April 16, 2006 at 1:00 pm #12779The Gospel of Thomas is quite interesting but is NOT considered to be w/o agenda by anyone who seriously studies this sort of thing. It’s been a few years since I looked into this but I believe it’s associated with a school outside the mainsteam that had a DEFINITE agenda — basically one of the “mystery” schools that were all about “hidden knowledge” for the “initiated”.
In contrast, most of christianity was — at least in the first few hundred years — all about INCLUSION and spreading the word.

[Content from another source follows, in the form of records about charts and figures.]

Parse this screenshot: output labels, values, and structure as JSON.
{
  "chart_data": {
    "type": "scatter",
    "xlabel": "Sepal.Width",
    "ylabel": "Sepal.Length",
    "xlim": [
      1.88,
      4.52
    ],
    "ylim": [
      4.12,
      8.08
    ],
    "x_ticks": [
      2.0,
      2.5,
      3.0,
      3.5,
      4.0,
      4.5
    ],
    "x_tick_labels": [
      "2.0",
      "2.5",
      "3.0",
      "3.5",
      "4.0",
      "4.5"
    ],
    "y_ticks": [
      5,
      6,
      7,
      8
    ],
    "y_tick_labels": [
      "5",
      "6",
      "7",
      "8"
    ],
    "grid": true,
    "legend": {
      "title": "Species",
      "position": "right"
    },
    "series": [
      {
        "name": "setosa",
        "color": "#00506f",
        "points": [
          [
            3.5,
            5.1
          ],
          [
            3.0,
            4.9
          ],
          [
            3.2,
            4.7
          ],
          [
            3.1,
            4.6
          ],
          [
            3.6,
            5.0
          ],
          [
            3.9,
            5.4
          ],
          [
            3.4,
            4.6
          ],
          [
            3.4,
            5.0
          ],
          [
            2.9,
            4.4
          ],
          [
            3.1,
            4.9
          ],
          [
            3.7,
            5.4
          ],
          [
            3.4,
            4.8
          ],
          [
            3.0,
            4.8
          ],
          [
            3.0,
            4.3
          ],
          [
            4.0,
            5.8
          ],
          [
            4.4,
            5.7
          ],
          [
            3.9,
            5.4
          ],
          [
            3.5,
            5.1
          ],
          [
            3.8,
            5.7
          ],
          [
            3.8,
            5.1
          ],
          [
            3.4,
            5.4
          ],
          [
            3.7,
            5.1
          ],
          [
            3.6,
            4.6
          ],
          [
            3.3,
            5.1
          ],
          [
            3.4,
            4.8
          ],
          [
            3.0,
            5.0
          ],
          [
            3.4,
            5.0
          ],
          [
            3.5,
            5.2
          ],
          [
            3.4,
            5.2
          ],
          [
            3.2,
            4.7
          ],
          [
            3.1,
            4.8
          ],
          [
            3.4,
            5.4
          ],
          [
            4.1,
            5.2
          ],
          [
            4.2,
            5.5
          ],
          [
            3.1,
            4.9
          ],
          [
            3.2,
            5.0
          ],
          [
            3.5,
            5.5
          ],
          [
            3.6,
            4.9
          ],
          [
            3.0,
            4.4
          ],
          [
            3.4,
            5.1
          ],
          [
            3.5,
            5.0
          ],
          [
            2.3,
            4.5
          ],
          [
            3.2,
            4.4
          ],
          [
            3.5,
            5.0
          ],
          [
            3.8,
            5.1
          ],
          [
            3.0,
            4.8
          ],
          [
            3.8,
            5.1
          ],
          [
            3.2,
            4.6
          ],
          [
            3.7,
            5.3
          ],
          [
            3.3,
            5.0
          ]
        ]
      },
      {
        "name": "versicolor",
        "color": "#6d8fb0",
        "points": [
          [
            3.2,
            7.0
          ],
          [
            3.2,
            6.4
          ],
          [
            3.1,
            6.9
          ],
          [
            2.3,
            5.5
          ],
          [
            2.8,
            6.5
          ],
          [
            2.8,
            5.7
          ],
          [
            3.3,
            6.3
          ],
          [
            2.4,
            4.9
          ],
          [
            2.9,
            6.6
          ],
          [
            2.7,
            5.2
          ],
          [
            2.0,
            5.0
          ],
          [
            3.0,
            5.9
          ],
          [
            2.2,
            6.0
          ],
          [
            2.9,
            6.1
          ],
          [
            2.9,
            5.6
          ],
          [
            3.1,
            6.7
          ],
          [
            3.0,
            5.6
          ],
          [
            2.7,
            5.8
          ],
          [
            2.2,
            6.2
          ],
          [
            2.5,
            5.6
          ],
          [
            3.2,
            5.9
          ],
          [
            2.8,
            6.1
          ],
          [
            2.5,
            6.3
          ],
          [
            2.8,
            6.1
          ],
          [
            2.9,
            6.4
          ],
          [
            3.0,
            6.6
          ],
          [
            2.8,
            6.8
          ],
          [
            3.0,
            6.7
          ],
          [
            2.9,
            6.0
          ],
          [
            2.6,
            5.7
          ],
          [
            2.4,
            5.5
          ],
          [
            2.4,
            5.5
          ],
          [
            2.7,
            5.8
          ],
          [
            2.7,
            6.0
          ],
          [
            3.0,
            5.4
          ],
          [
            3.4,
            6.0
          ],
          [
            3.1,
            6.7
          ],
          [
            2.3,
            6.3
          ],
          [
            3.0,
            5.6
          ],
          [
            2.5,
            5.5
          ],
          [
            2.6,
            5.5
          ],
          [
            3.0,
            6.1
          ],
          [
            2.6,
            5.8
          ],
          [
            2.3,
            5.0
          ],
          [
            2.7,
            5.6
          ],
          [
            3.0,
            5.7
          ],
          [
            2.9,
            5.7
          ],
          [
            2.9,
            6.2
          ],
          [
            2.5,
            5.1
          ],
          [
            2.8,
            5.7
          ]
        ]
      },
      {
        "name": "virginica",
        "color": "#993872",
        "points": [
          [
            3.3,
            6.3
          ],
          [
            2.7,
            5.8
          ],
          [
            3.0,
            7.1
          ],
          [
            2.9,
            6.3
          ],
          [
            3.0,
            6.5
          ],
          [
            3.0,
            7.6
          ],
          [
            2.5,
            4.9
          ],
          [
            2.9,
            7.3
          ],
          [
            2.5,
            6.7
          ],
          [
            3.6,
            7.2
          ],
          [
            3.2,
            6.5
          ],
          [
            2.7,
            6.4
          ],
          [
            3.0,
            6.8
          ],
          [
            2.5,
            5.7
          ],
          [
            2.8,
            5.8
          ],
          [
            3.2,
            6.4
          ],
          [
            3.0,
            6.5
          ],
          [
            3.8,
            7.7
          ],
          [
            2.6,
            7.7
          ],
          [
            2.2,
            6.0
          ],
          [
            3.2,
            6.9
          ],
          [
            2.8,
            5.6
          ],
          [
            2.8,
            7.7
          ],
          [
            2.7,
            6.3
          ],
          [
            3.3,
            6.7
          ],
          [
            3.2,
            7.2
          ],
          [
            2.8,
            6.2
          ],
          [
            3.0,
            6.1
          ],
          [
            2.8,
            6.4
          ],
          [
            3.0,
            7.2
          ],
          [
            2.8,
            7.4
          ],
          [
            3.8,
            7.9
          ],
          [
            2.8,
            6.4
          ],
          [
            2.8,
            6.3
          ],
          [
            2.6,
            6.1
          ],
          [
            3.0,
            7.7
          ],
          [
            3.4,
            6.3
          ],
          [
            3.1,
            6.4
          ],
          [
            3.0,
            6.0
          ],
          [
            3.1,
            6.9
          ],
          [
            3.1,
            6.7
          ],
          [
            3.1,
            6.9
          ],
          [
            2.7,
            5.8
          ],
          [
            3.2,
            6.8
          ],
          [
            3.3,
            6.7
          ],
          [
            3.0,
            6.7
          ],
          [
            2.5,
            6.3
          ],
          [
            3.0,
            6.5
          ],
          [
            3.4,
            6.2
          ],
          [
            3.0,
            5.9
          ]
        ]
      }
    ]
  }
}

The Gospel of Thomas wasn’t included in the cannon precicely because it was viewed as being NOT ACCURATE, and for attributing words to Jesus to meet the authors’ own (made up) hidden knowledge agenda.
This doesn’t mean it’s not interesting, or similar to both eastern thought and mediteranean mystery cults in some of it’s imbedded philosophy.
By the way, the gospel considered to be the one that is the most w/o aganda is Mark. It’s considered the oldest, and the source (or a source) of both Mathew and Luke. It reads very blunt, without much embelishment, and kind of has the flavor of someone reporting about something that they can’t really get their head around. Not a bad read.
I’d also reccomend John and many of Paul’s letters, but for different reasons.
Finally, it’s all very nice to say “Jesus and Buddha taught the same thing” and “Jesus was just like Lao Tse”, but that is really a complete insult to everything those guys believed (at least according to most historical records).
Certainly you can pick and choose concepts that are similar among the three but Jesus was, w/o question, a practicing Jew. He believed, w/o question, in a personal god. That is, one — and only one — who was omnicient and omnipotent, and who had a definite personality and agenda. This being could be talked to, pursuaded and reasoned with.
This sort of god is central to Jesus’ beliefs and not only absent from but wholly inconsistent with the beliefs of Buddha and Lao Tse.
April 16, 2006 at 8:58 pm #12781Thanks Spyrelx for saying the obvious. And fyi, I haven’t forgotten. Topic will be covered after round 7.